# Family Benefits



## kevo (May 9, 2016)

Hello Everyone

I'm moving to Spain in July from France with the Wife and 3 children. Ill be starting my own business up as a plumber, but like when I started up in France 7 years ago I expect the 1st year to be slow, so My question is are there any family benefits (child benefit, tax credits) available during a low income year?
my wife cant find the answer anywhere.
I'm not looking for hand outs, just be nice to know how fast I have to hit the ground running. 
really looking forward to the next chapter and challenge in life but as any father of 3 young children, feeling the pressure :fingerscrossed:

thanks for any help!


----------



## thrax (Nov 13, 2008)

I have no idea what the benefits system is in France but here in Spain, if you are not Spanish then you should expect nothing. There are benefits but only once you have paid into the system for a period of time which you won't have done. I discovered recently that Spain pays child benefits under certain circumstances and that we qualify - but it is only €300 per year. I also know that when I am 65 I qualify for child benefit from UK (I am from UK).


----------



## kevo (May 9, 2016)

cheers for your response thrax.

Im from UK too originally. The french system is very similar to uk as in, if your a national of an eu state country, your entitled to the same benefits as long as your residing there permanently. I intend to go self employed from day 1, pay my taxes immediately and get the residency certificate, so from a legal eu citizen point of view I should be entitled to the same a Spanish citizen with 3 children are, as they would be if they moved to the Uk. 
or is it the case that Spanish nationals are not entitled to anything either. 
even 300 euros is a months tax back lol


----------



## jojo (Sep 20, 2007)

kevo said:


> cheers for your response thrax.
> 
> Im from UK too originally. The french system is very similar to uk as in, if your a national of an eu state country, your entitled to the same benefits as long as your residing there permanently. I intend to go self employed from day 1, pay my taxes immediately and get the residency certificate, so from a legal eu citizen point of view I should be entitled to the same a Spanish citizen with 3 children are, as they would be if they moved to the Uk.
> or is it the case that Spanish nationals are not entitled to anything either.
> even 300 euros is a months tax back lol


You get nothing from Spain, not even free healthcare unless you pay into the system - I guess thats how it is for spanish people too. To be self employed in Spain though you will get your healthcare covered and indeed after a certain amount of time you will be eligible for some form of benefits - but you do have to pay into the system by way of autonomo (self employment). I'm not sure how much it is - I believe there is a lower cost starting rate, but goes up over time??!

Jo xxx


----------



## kevo (May 9, 2016)

Cheers Jo

Looks like I've been having it too good then, a friend of mine in France pays over 40k in tax alone and still receives child benefit and a cheque once a year for 400-500 euros for a holiday courtesy of the French government, he does have 4 children, but i guess The French are trying to encourage bigger families. oh well looks like i wont be having siestas

:ranger:


----------



## xabiaxica (Jun 23, 2009)

There are tax breaks if you are self-employed - I know because I have had them as a self-employed widow supporting two children.

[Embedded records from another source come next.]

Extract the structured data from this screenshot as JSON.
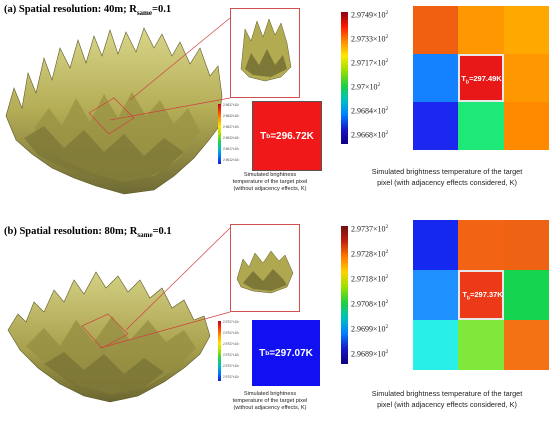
{
  "panels": [
    {
      "id": "a",
      "label": "(a) Spatial resolution: 40m; R",
      "label_sub": "same",
      "label_tail": "=0.1",
      "small_legend_ticks": [
        "2.9637×10²",
        "2.9632×10²",
        "2.9627×10²",
        "2.9622×10²",
        "2.9617×10²",
        "2.9612×10²"
      ],
      "tb_prefix": "T",
      "tb_sub": "b",
      "tb_value": "=296.72K",
      "tb_color": "#f01818",
      "small_caption": [
        "Simulated brightness",
        "temperature of the target pixel",
        "(without adjacency effects, K)"
      ],
      "big_legend": {
        "ticks": [
          "2.9749×10",
          "2.9733×10",
          "2.9717×10",
          "2.97×10",
          "2.9684×10",
          "2.9668×10"
        ],
        "exp": "2"
      },
      "grid_colors": [
        "#f06010",
        "#ff9800",
        "#ffa800",
        "#1482ff",
        "#e81818",
        "#ff9800",
        "#1c28f0",
        "#1ee878",
        "#ff8a00"
      ],
      "center_prefix": "T",
      "center_sub": "b",
      "center_value": "=297.49K",
      "big_caption": [
        "Simulated brightness temperature of the target",
        "pixel (with adjacency effects considered, K)"
      ]
    },
    {
      "id": "b",
      "label": "(b) Spatial resolution: 80m; R",
      "label_sub": "same",
      "label_tail": "=0.1",
      "small_legend_ticks": [
        "2.9707×10²",
        "2.9707×10²",
        "2.9707×10²",
        "2.9707×10²",
        "2.9707×10²",
        "2.9707×10²"
      ],
      "tb_prefix": "T",
      "tb_sub": "b",
      "tb_value": "=297.07K",
      "tb_color": "#1010f0",
      "small_caption": [
        "Simulated brightness",
        "temperature of the target pixel",
        "(without adjacency effects, K)"
      ],
      "big_legend": {
        "ticks": [
          "2.9737×10",
          "2.9728×10",
          "2.9718×10",
          "2.9708×10",
          "2.9699×10",
          "2.9689×10"
        ],
        "exp": "2"
      },
      "grid_colors": [
        "#1428f0",
        "#f26414",
        "#ee6214",
        "#1e90ff",
        "#ec3a18",
        "#14d450",
        "#28f0e8",
        "#80e83a",
        "#f47214"
      ],
      "center_prefix": "T",
      "center_sub": "b",
      "center_value": "=297.37K",
      "big_caption": [
        "Simulated brightness temperature of the target",
        "pixel (with adjacency effects considered, K)"
      ]
    }
  ],
  "colors": {
    "terrain_light": "#c9c774",
    "terrain_mid": "#a89f4a",
    "terrain_dark": "#6b6a32",
    "inset_border": "#d05050",
    "zoom_line": "#d04040"
  }
}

I don't know exactly how it works, because my gestor deals with it, but there aren't 'benefits' as in 'hand outs' as such - no 'child benefit' payment


----------



## kevo (May 9, 2016)

Tax breaks!! Sounds good!!
I've just found a page that says its ?291 per child if the household income is below ?17000 

Also just read that Spain as bit of a baby crisis and by 2050 the population will of shrank to 35m
Which leads me to wonder who's gonna be working and paying the pensions for all the over 100 year olds who have been enjoying the great health system! 

Tongue in cheek!


----------



## Pesky Wesky (May 10, 2009)

kevo said:


> Tax breaks!! Sounds good!!
> I've just found a page that says its ?291 per child if the household income is below ?17000
> 
> Also just read that Spain as bit of a baby crisis and by 2050 the population will of shrank to 35m
> ...


Tongue in cheek, no. It's the truth,
I'm planning on only having an absolute minimum pension from the government and am trying to save now.


----------



## pablo1 (May 9, 2016)

kevo said:


> Tax breaks!! Sounds good!!
> I've just found a page that says its ?291 per child if the household income is below ?17000
> 
> Also just read that Spain as bit of a baby crisis and by 2050 the population will of shrank to 35m
> ...


Hello! We are in a very similar situation as you!

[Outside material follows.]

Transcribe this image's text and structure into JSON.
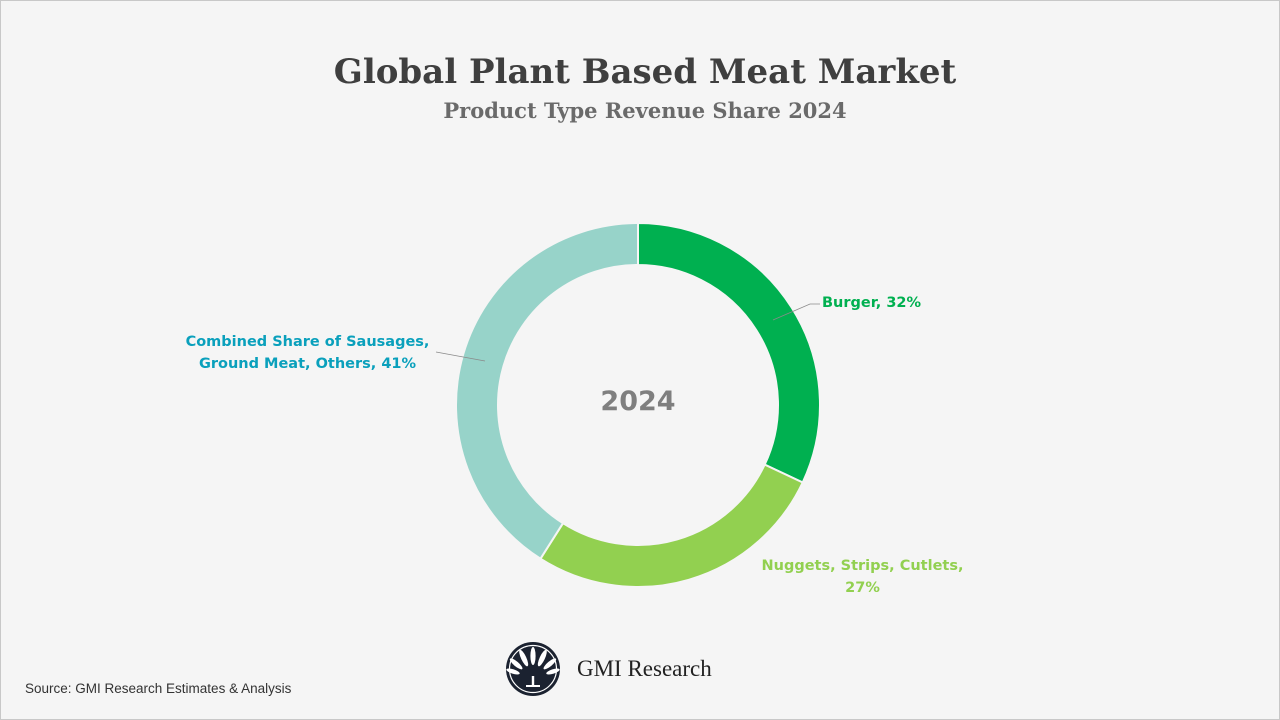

Yes, tax breaks do exist for children however they are not like UK/France where you receive money on a monthly/bi-annually basis/bonus payments!

Now I assume you are going to be the bread winner in the family? Well, your personal allowance for 2016 is 5500 euros.

I don't know how old your children are but lets assume they are all under 18. The first born child can get 2400 euros tax free allowance per year.

The second child can get 2700 euros tax free allowance per year, the third child can get 4000 euros tax free allowances per year.

Each additional child attracts 4500 euros extra per year, a good example is my sister in law, she has 12 children and herself/husband don't pay any income tax at all!

So lets recap - 5500 + 2400 + 2700 + 4000 = around 14.6k, you would need to earn a GROSS income of around 14k euros a year before you pay any tax.

Self employment tax, yes it's very expensive to be self employed in Spain. The minimum cost is 250 euros a month but that covers all your family health provisions and if you pay in 15 years you will get a pension when you retire. If you pay a bit more into the system it will allow you to have dole after 12 months. I think the going rate is around 270 euros depending on occupation each month.

However, it does seem very expensive for a new business in Spain. Yes it does, but for a new business you will not pay the full amount for the 1st year. I think the amount is 60% discounted. I will need to check my paperwork to find out how much it was.

Now, we live in the county of Navarra - after two years of living here we will get 500 euros a year for the children. I'm not sure what region you are planning to move to but each region has different benefits when you become permanent resident. 


Since you have 3 children - if they are under 18 you will be entitled to a family discount card as well (familia numerosa)! You can get up-to 20% off in various shops/courier services/transport etc

Good luck with the new business!


----------



## gus-lopez (Jan 4, 2010)

kevo said:


> cheers for your response thrax.
> 
> .
> or is it the case that Spanish nationals are not entitled to anything either.


Nail on head. Once you've been paying in for years you might get something but it used to be the self-employed , even whilst paying high social security, were entitled to sweet fa .


----------



## gus-lopez (Jan 4, 2010)

pablo1 said:


> Self employment tax, yes it's very expensive to be self employed in Spain. The minimum cost is 250 euros a month but that covers all your family health provisions and if you pay in 15 years you will get a pension when you retire. If you pay a bit more into the system it will allow you to have dole after 12 months. I think the going rate is around 270 euros depending on occupation each month.
> 
> 
> 
> Good luck with the new business!




If you have worked in another EU state then the 15 year requirement for a 50% spanish pension does not apply. Even 1 year counts & it all comes un der EU pension rules which means , at todays rates , you get on average 25-30% more than a basic pension.

State pensions abroad - Your Europe


----------